Cerita Rino Pilih Jualan Koran di Lampu Merah daripada Mengemis
Tim Redaksi
JAKARTA, KOMPAS.com –
Pria bernama Rino (40) menjual koran di lampu merah perempatan Tugu Tani, Jakarta Pusat.
Saat pengendara berhenti, ia langsung bangkit dari trotoar, menggenggam beberapa eksemplar
koran
yang mulai lecek di tangannya.
Langkahnya cepat. Tubuhnya melenggang di antara barisan kendaraan.
Ia mengetuk kaca mobil yang sedikit terbuka, lalu merentangkan koran ke arah pengendara memperlihatkan tajuk utama yang terpampang besar di halaman depan.
Sesekali ia mencoba mendekati pengendara motor yang berhenti di garis depan.
Namun, sebagian besar pengendara hanya merespons dengan gelengan kepala, isyarat tangan menolak, atau memilih memalingkan wajah ke layar ponsel.
Ketika lampu kembali hijau, suara klakson dan deru mesin kembali menguasai udara, ia mundur pelan ke tepi jalan.
Ia membungkuk, merapikan kembali dagangannya yang terlipat-lipat, lalu menunggu siklus berikutnya.
Selama tiga jam
Kompas.com
melakukan pengamatan, Rabu (3/12/2025), tak satu pun koran yang dijual
Rino
laku terjual.
Masih duduk di trotoar, Rino menatap jauh ke arah gedung-gedung tinggi yang berdiri megah di sekitar kawasan
Tugu Tani
.
Hujan yang sempat turun sebelumnya membuat permukaan jalan masih basah.
Kakinya yang telanjang tampak kedinginan, sesekali ia menggerakkannya untuk mengusir gemetar.
Ia mengenakan kaus coklat kusam yang robek di beberapa bagian dan celana selutut yang warnanya hampir pudar.
“Saya dari zaman Presiden Megawati sudah jualan di sini.
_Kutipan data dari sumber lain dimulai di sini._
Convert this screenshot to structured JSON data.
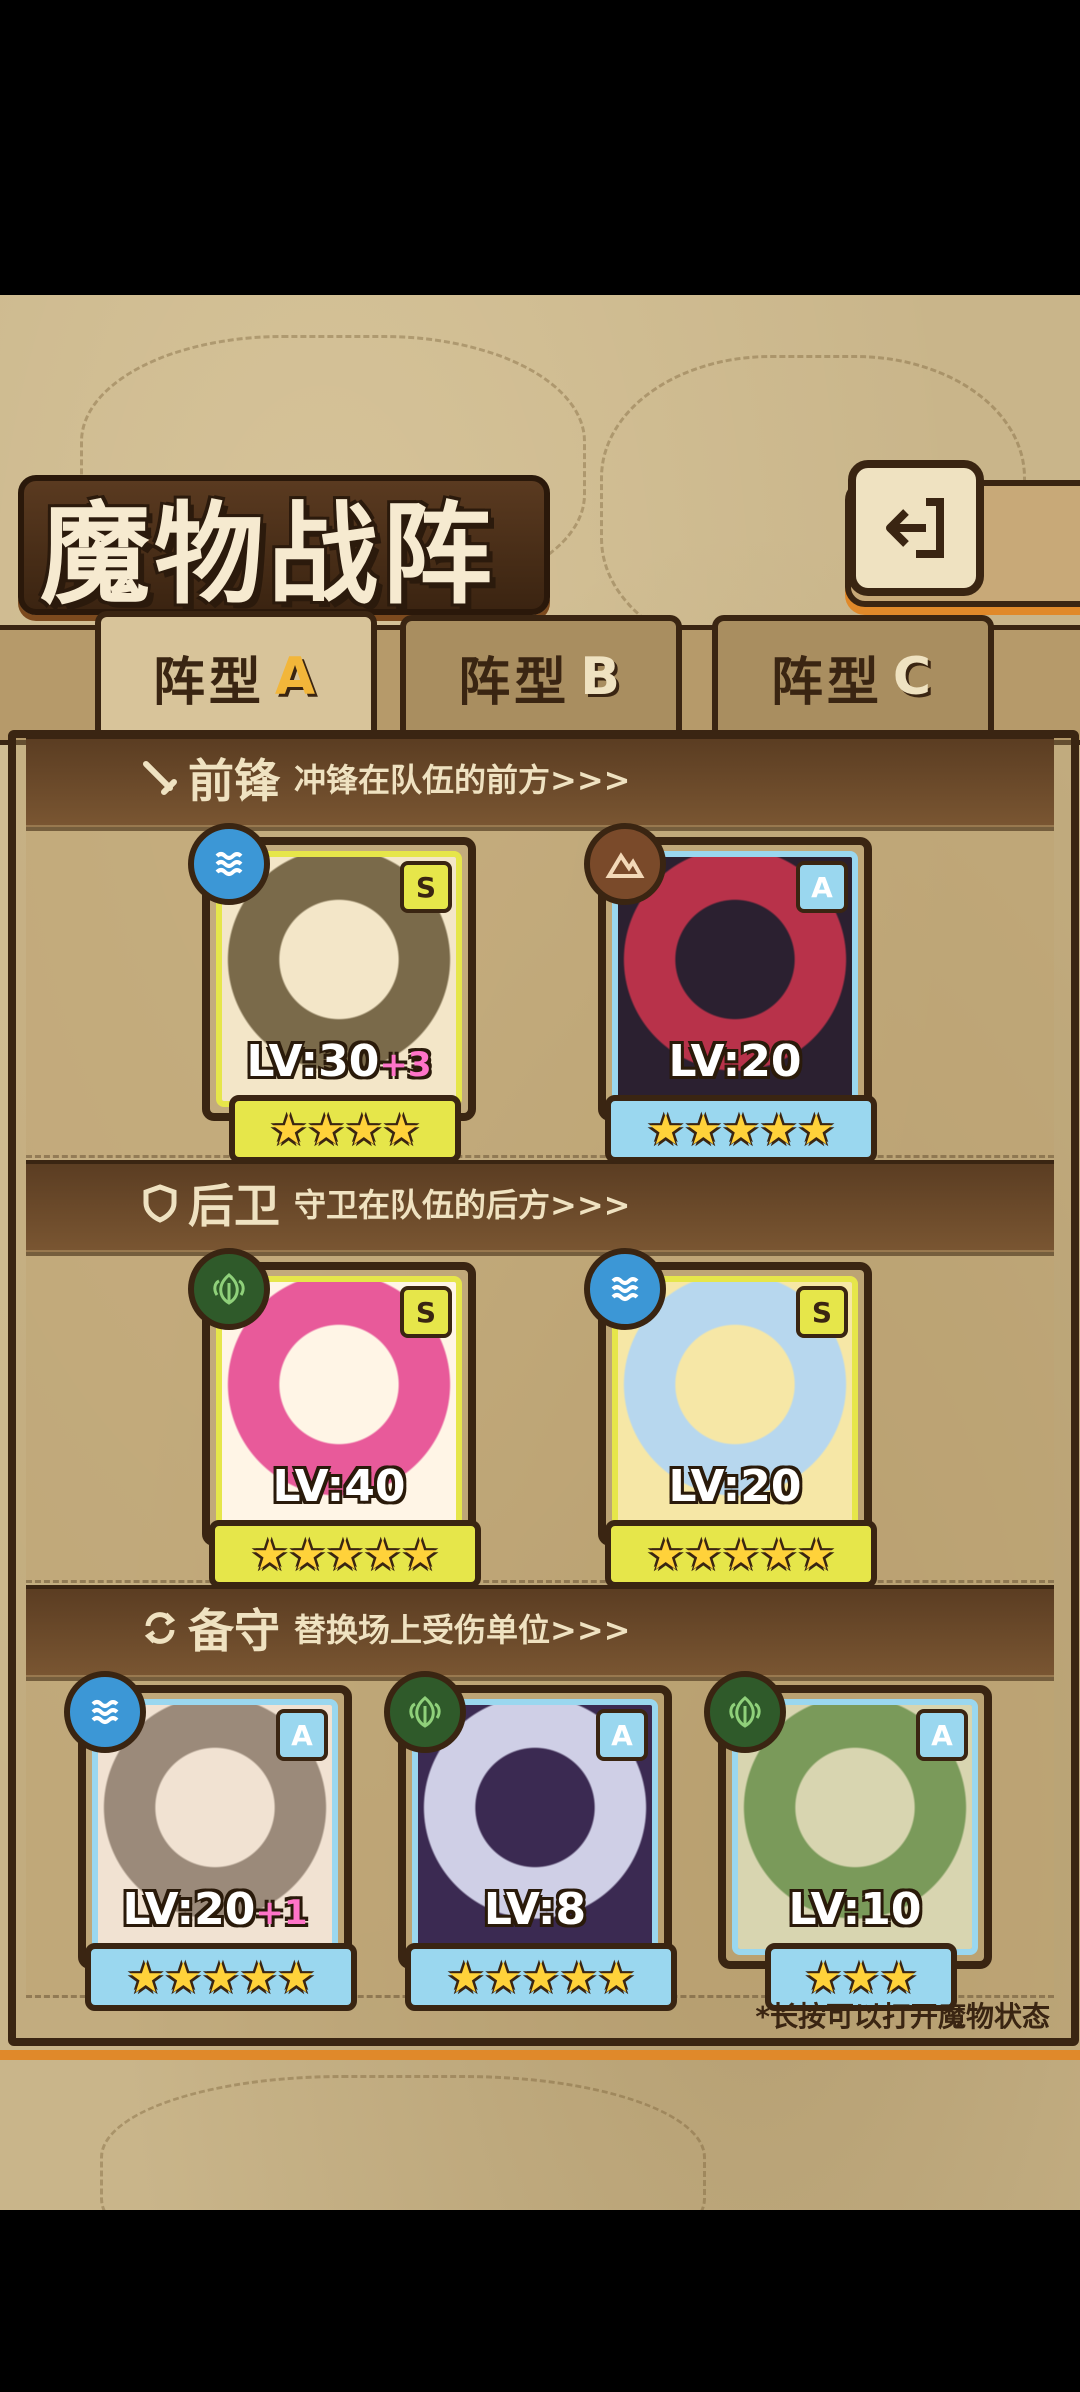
{
  "title": "魔物战阵",
  "tabs": [
    {
      "label": "阵型",
      "letter": "A",
      "active": true
    },
    {
      "label": "阵型",
      "letter": "B",
      "active": false
    },
    {
      "label": "阵型",
      "letter": "C",
      "active": false
    }
  ],
  "sections": {
    "front": {
      "name": "前锋",
      "desc": "冲锋在队伍的前方>>>",
      "icon": "sword-icon"
    },
    "rear": {
      "name": "后卫",
      "desc": "守卫在队伍的后方>>>",
      "icon": "shield-icon"
    },
    "reserve": {
      "name": "备守",
      "desc": "替换场上受伤单位>>>",
      "icon": "swap-icon"
    }
  },
  "cards": [
    {
      "id": "c1",
      "rank": "S",
      "element": "water",
      "level": "LV:30",
      "bonus": "+3",
      "stars": "★★★★",
      "star_count": 4
    },
    {
      "id": "c2",
      "rank": "A",
      "element": "earth",
      "level": "LV:20",
      "bonus": "",
      "stars": "★★★★★",
      "star_count": 5
    },
    {
      "id": "c3",
      "rank": "S",
      "element": "leaf",
      "level": "LV:40",
      "bonus": "",
      "stars": "★★★★★",
      "star_count": 5
    },
    {
      "id": "c4",
      "rank": "S",
      "element": "water",
      "level": "LV:20",
      "bonus": "",
      "stars": "★★★★★",
      "star_count": 5
    },
    {
      "id": "c5",
      "rank": "A",
      "element": "water",
      "level": "LV:20",
      "bonus": "+1",
      "stars": "★★★★★",
      "star_count": 5
    },
    {
      "id": "c6",
      "rank": "A",
      "element": "leaf",
      "level": "LV:8",
      "bonus": "",
      "stars": "★★★★★",
      "star_count": 5
    },
    {
      "id": "c7",
      "rank": "A",
      "element": "leaf",
      "level": "LV:10",
      "bonus": "",
      "stars": "★★★",
      "star_count": 3
    }
  ],
  "hint": "*长按可以打开魔物状态",
  "colors": {
    "rank_S": "#e6e64a",
    "rank_A": "#9ad7ef",
    "water": "#3c97d6",
    "earth": "#7a4a2a",
    "leaf": "#2f5a2a",
    "accent": "#e0892a"
  }
}
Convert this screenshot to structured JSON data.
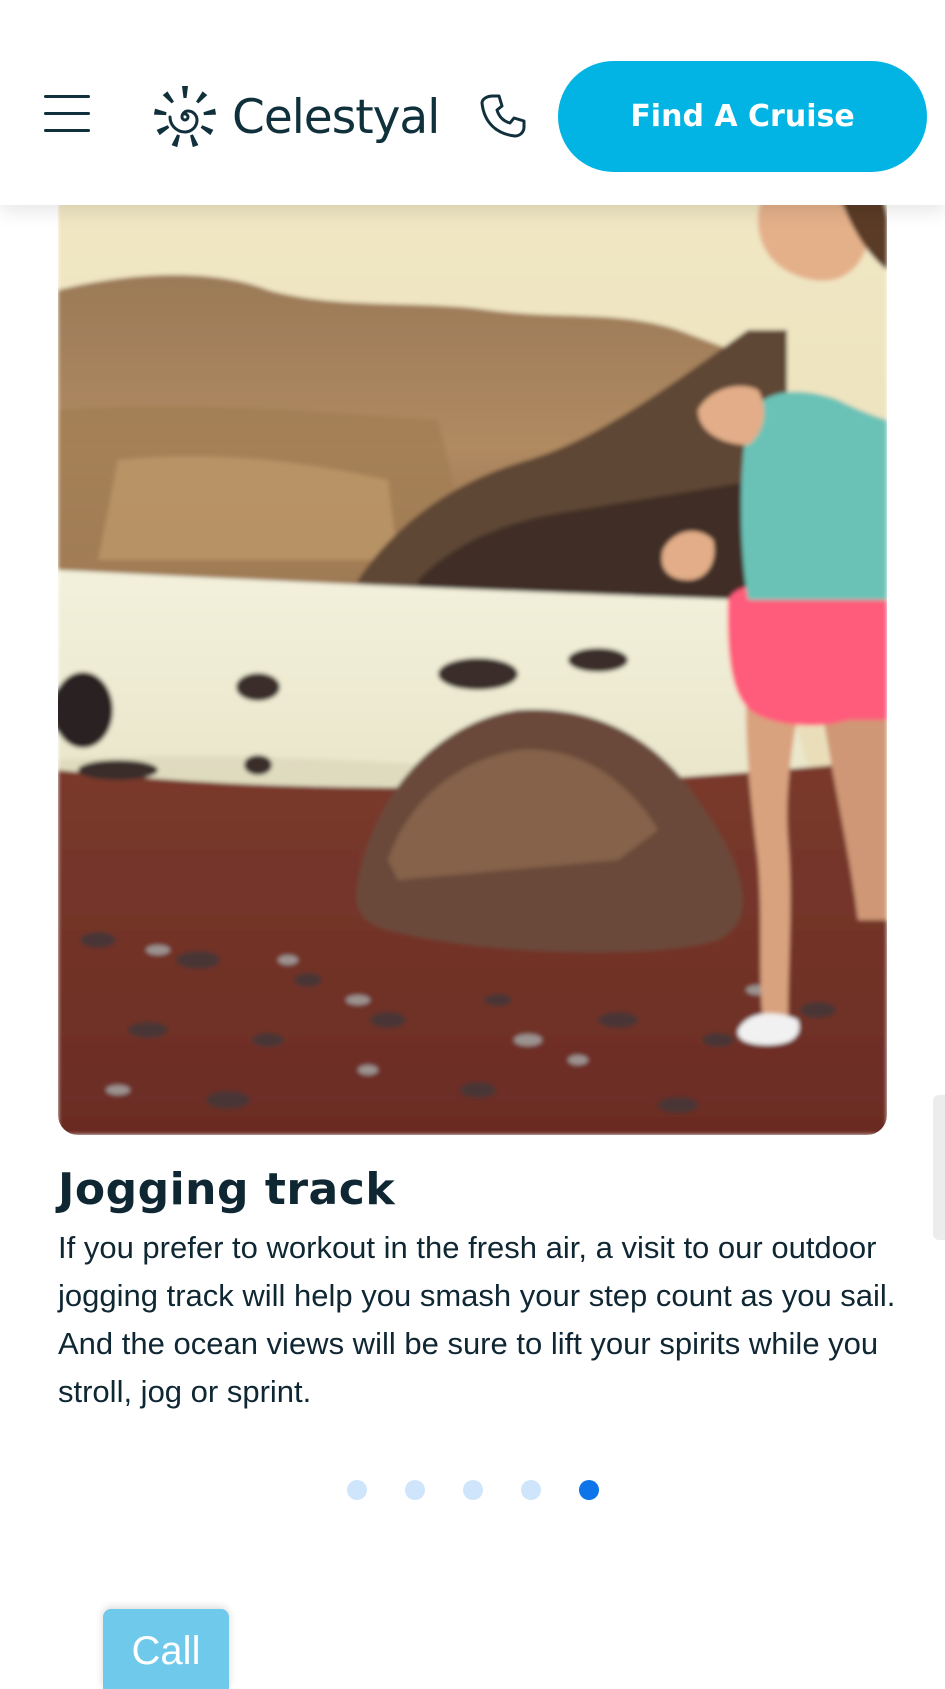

Kurang lebih sudah 20 tahun,” ujar Rino saat dihampiri Kompas.com tersenyum samar.
Selama dua dekade itu, ia tidak pernah berpindah lokasi. Tugu Tani adalah tempatnya bertahan hidup.
Dulu, katanya, ia bisa menjual puluhan eksemplar koran hanya dalam beberapa jam. Pagi hari adalah waktu panen.
Sopir kantor, pekerja swasta, hingga pegawai negeri, hampir semua mengambil satu eksemplar saat melintas. Namun sekarang situasinya terbalik.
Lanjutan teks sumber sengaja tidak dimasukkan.